There is a great romanticism to the Battle of Britain. In the summer of 1940, at the height of Nazi power, all that stood between England and invasion were the pilots of RAF Fighter Command. Contrails traced labyrinths in the blue summer sky miles above the Earth as Spitfire and Messerschmidt tangled. The war fell from the sky on picnickers; shell casings, flaming wreckage, men, bombs. And of course, the good guys won. "This was their finest hour." Roll credits.

The real story is more complicated, of course, and Korda centers the battle as conflict between Air Marshall Hugh Dowding of the RAF, and Herman Goering for the Luftwaffe. Dowding is cast as a visionary. In the 1930s, when prevailing wisdom was that 'the bomber would always get through', Dowding pushed for the creation of the world's first integrated air defense network, a combination of radar, spotters, hardened telephones lines, centralized dispatch rooms where maps and indicator lights which enabled command of an air battle in real time, and fast and powerful monoplane fighters to do the killing. This was not going to be a random brawl, but a carefully planned battle of attrition. In the 21st century, with NASA Mission Control, the Star Trek bridge, and network-centric warfare, this is common stuff, but Dowding invented it all.
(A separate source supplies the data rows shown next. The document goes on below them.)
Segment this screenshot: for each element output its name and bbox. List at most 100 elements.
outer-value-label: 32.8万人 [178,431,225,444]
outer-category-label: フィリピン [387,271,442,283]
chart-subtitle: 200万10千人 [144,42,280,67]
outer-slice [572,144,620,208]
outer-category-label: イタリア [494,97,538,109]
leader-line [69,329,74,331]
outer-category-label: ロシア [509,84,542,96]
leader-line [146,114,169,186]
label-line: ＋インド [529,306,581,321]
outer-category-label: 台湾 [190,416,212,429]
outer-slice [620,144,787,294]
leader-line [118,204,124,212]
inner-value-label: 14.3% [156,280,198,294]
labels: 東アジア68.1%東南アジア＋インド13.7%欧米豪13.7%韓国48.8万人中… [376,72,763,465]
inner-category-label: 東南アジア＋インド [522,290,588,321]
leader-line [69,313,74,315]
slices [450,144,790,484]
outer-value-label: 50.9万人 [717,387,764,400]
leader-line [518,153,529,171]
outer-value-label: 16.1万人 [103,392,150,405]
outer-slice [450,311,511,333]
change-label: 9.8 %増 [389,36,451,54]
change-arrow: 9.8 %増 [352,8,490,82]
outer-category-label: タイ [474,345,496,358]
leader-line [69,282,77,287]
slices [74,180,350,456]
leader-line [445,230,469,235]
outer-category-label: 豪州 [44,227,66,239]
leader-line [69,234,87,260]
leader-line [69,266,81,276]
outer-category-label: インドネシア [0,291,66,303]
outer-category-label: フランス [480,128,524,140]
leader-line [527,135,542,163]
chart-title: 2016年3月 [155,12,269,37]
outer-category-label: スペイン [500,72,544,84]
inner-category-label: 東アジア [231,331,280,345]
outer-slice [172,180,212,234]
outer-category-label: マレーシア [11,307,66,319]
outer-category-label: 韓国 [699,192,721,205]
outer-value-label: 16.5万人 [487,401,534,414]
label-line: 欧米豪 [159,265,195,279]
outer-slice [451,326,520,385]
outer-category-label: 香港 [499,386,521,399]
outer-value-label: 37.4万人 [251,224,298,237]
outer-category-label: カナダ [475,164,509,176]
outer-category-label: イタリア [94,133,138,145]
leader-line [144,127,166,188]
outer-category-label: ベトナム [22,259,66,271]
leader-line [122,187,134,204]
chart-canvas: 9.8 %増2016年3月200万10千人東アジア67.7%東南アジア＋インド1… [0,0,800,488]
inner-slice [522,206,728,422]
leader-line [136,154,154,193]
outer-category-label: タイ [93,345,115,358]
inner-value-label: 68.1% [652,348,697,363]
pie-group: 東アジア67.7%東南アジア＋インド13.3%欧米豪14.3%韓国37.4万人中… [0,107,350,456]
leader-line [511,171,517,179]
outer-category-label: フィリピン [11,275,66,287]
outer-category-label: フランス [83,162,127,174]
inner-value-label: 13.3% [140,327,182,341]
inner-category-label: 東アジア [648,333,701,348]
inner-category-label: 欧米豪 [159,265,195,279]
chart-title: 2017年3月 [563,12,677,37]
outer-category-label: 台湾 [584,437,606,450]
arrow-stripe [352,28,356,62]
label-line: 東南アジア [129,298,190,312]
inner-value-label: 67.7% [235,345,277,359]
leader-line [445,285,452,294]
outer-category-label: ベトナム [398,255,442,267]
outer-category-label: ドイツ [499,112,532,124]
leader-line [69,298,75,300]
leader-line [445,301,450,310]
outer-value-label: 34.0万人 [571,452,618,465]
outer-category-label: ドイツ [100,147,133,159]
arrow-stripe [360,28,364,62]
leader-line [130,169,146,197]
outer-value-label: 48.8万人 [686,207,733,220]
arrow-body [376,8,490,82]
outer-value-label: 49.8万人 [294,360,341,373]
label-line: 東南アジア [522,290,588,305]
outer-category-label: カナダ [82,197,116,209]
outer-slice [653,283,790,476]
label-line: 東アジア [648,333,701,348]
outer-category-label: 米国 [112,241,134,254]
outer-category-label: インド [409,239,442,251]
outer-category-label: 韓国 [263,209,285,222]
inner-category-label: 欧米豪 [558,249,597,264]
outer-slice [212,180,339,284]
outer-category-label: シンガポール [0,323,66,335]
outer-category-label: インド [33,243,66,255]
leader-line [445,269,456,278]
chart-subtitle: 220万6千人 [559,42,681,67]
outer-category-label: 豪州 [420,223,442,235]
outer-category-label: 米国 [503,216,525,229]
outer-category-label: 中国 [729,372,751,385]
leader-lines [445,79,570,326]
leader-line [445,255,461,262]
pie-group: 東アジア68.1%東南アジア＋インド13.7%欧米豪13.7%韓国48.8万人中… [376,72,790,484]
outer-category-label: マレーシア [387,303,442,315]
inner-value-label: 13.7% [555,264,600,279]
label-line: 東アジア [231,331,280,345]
The Churchill Bunker, with the big board

Against this, Goering's Luftwaffe was the most powerful airforce in the world at the time. But the Bf-109 had the range to stay over England for mere minutes, the medium bombers lacked accuracy and destructive power, and the Stuka and Me-110 were sitting ducks for modern fighters. The Nazis were also hampered by terrible intelligence, that continually predicted the RAF was at the breaking point, and political problems, when a retaliatory strike on Berlin lead to bombers being pulled off of airfields and factories to punish Berlin.
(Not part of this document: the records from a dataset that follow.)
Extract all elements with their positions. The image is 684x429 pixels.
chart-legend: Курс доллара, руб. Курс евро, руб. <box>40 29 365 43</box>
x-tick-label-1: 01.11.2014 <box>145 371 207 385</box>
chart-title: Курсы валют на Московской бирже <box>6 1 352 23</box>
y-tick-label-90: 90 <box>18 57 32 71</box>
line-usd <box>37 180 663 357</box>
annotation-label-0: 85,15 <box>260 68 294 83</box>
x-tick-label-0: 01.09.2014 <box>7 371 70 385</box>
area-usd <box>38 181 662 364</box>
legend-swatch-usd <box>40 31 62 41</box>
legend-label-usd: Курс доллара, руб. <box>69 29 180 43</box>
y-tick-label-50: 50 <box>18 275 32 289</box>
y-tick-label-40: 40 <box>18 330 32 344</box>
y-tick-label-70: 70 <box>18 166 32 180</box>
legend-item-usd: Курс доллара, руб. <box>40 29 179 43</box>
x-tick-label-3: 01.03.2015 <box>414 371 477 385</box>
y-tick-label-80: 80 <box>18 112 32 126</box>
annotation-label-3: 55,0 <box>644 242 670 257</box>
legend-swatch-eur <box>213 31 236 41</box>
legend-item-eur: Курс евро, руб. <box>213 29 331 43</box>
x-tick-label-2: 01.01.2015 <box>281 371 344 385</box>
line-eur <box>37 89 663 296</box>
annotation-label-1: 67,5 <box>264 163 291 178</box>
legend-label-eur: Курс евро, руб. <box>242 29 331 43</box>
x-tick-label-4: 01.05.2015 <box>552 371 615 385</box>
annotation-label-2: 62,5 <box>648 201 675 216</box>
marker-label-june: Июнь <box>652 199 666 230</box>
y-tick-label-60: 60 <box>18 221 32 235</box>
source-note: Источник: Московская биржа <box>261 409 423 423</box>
In one sense, the outcome was never in doubt. Dowding just had to contest control of the air through the first week of October, after which storms would make Operation Sea Lion impossible. On the other hand, RAF fighter command sacrificed immensely, taking tremendous casualties in the process of bleeding the Luftwaffe white. Dowding himself was never a political player, and had to turn over his command in November 1940. But Britain had been saved. As Churchill put it, "Never in the history of mankind has so much been owed by so many to so few."

With Wings Like Eagles is an erudite popular history that rises above the pack through a novel, and well-founded thesis around the command of Air Marshall Dowding.